Ce vendredi 24 avril, Sophie Wilmès et le Conseil national de sécurité se réuniront afin de spécifier la stratégie de déconfinement de la Belgique.

Le GEES, le groupe d'experts en charge de l'Exit Strategy, a déjà élaboré une première version de son rapport dans lequel il propose une série de mesures afin de relancer progressivement la société belge. Il est ainsi question de reprise partielle, dès le 4 mai, pour les entreprises et les commerces, de loisirs tolérés et, à partir du 18 mai, de la réouverture, partielle également, des écoles. Nous avons interrogé le Dr Gilbert Bejjani, secrétaire général de l'ABSyM (l'Association belge des syndicats médicaux) pour réagir à cette première version du rapport.

Il considère que la procédure de déconfinement progressif envisagée est la démarche appropriée à la conjoncture actuelle: "Il est nécessaire de réaliser un déconfinement progressif.

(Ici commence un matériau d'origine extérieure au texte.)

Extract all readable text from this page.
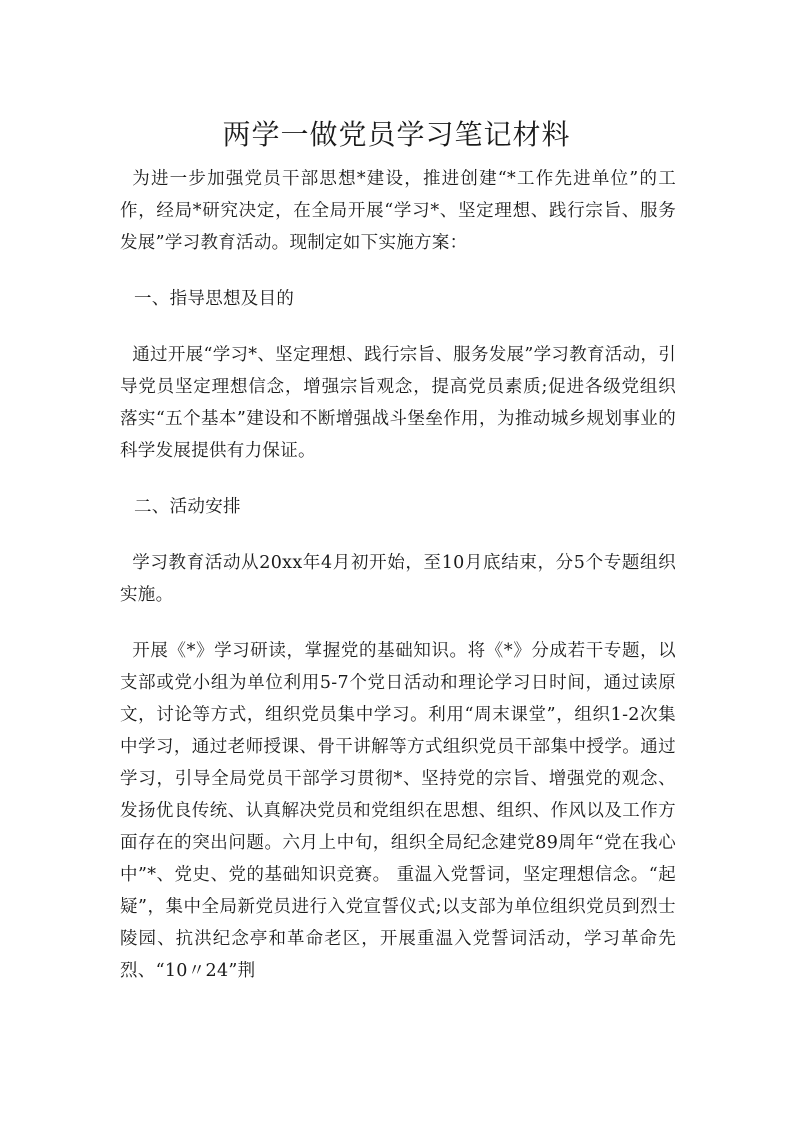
两学一做党员学习笔记材料

为进一步加强党员干部思想*建设，推进创建“*工作先进单位”的工作，经局*研究决定，在全局开展“学习*、坚定理想、践行宗旨、服务发展”学习教育活动。现制定如下实施方案：

一、指导思想及目的

通过开展“学习*、坚定理想、践行宗旨、服务发展”学习教育活动，引导党员坚定理想信念，增强宗旨观念，提高党员素质;促进各级党组织落实“五个基本”建设和不断增强战斗堡垒作用，为推动城乡规划事业的科学发展提供有力保证。

二、活动安排

学习教育活动从20xx年4月初开始，至10月底结束，分5个专题组织实施。

开展《*》学习研读，掌握党的基础知识。将《*》分成若干专题，以支部或党小组为单位利用5-7个党日活动和理论学习日时间，通过读原文，讨论等方式，组织党员集中学习。利用“周末课堂”，组织1-2次集中学习，通过老师授课、骨干讲解等方式组织党员干部集中授学。通过学习，引导全局党员干部学习贯彻*、坚持党的宗旨、增强党的观念、发扬优良传统、认真解决党员和党组织在思想、组织、作风以及工作方面存在的突出问题。六月上中旬，组织全局纪念建党89周年“党在我心中”*、党史、党的基础知识竞赛。 重温入党誓词，坚定理想信念。“起疑”，集中全局新党员进行入党宣誓仪式;以支部为单位组织党员到烈士陵园、抗洪纪念亭和革命老区，开展重温入党誓词活动，学习革命先烈、“10〃24”荆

La situation telle que nous la connaissons persistera encore de nombreux mois. Par la force des choses, il sera impossible de rester enfermés autant de temps".

Le maître-mot que l’anesthésiste-réanimateur prône est donc "adaptation".

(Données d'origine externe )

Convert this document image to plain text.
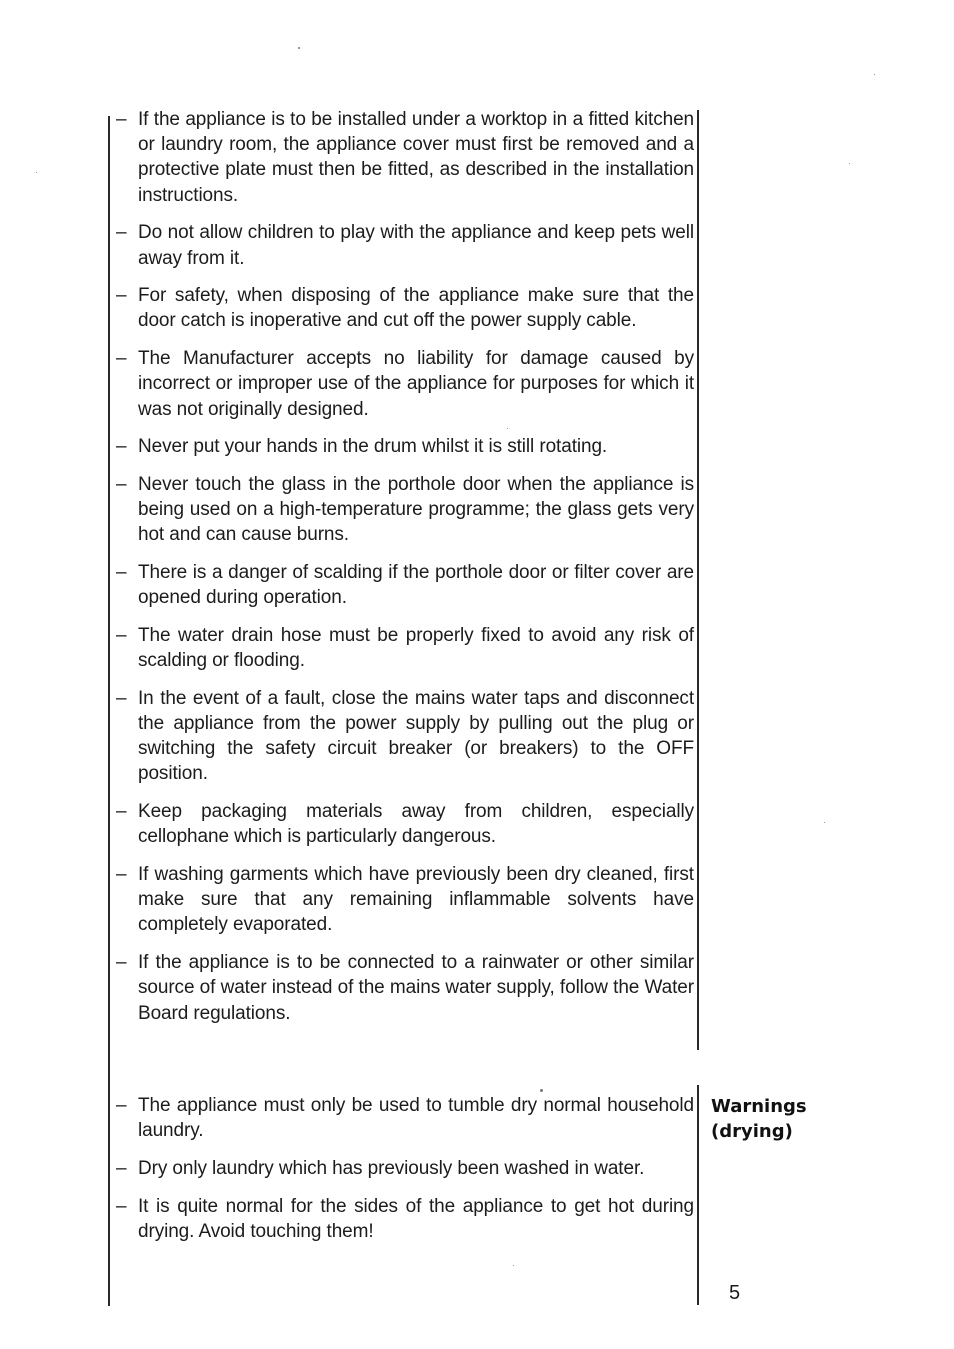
– If the appliance is to be installed under a worktop in a fitted kitchen or laundry room, the appliance cover must first be removed and a protective plate must then be fitted, as described in the installation instructions.
– Do not allow children to play with the appliance and keep pets well away from it.
– For safety, when disposing of the appliance make sure that the door catch is inoperative and cut off the power supply cable.
– The Manufacturer accepts no liability for damage caused by incorrect or improper use of the appliance for purposes for which it was not originally designed.
– Never put your hands in the drum whilst it is still rotating.
– Never touch the glass in the porthole door when the appliance is being used on a high-temperature programme; the glass gets very hot and can cause burns.
– There is a danger of scalding if the porthole door or filter cover are opened during operation.
– The water drain hose must be properly fixed to avoid any risk of scalding or flooding.
– In the event of a fault, close the mains water taps and disconnect the appliance from the power supply by pulling out the plug or switching the safety circuit breaker (or breakers) to the OFF position.
– Keep packaging materials away from children, especially cellophane which is particularly dangerous.
– If washing garments which have previously been dry cleaned, first make sure that any remaining inflammable solvents have completely evaporated.
– If the appliance is to be connected to a rainwater or other similar source of water instead of the mains water supply, follow the Water Board regulations.
– The appliance must only be used to tumble dry normal household laundry.
– Dry only laundry which has previously been washed in water.
– It is quite normal for the sides of the appliance to get hot during drying. Avoid touching them!
Warnings
(drying)
5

Il soutient ainsi une reprise maîtrisée: "Nous allons devoir vivre avec ce coronavirus. Il est essentiel de s'adapter. Le meilleur indicateur pour s'assurer du bon contrôle de l'épidémie est le nombre de patients en soins intensifs. Actuellement, nous ne sommes pas arrivés à un point de saturation. Les hôpitaux ont dû s'adapter à la crise mais comme ils le font déjà en cas de pics de grippes ou de bronchiolites par exemple. Il est nécessaire d'enrayer cette propagation de la peur." Il défend par conséquent l'idée selon laquelle il ne faut pas faire de distinction entre les patients atteints du Covid-19 et les autres: "Le coronavirus est maintenant une nouvelle maladie sur laquelle il faudra malheureusement compter dans le futur et ce n'est que grâce à une organisation adaptée, tant en milieu hospitalier que dans la société en général, que nous pourrons faire face. Comme nous le faisions déjà avant l'apparition de ce virus", comme il l'écrit dans un article publié sur son compte LindekIn.

Des mesures conditionnées et trop restrictives

Le docteur Bejjani donne d'ailleurs raison au rapport du GEES selon lequel le déconfinement est conditionné au maintien de la distance physique, à la disponibilité de masques, au respect des règles d'hygiène, des protocoles conclus sur les lieux de travail et à la réalisation suffisante de tests.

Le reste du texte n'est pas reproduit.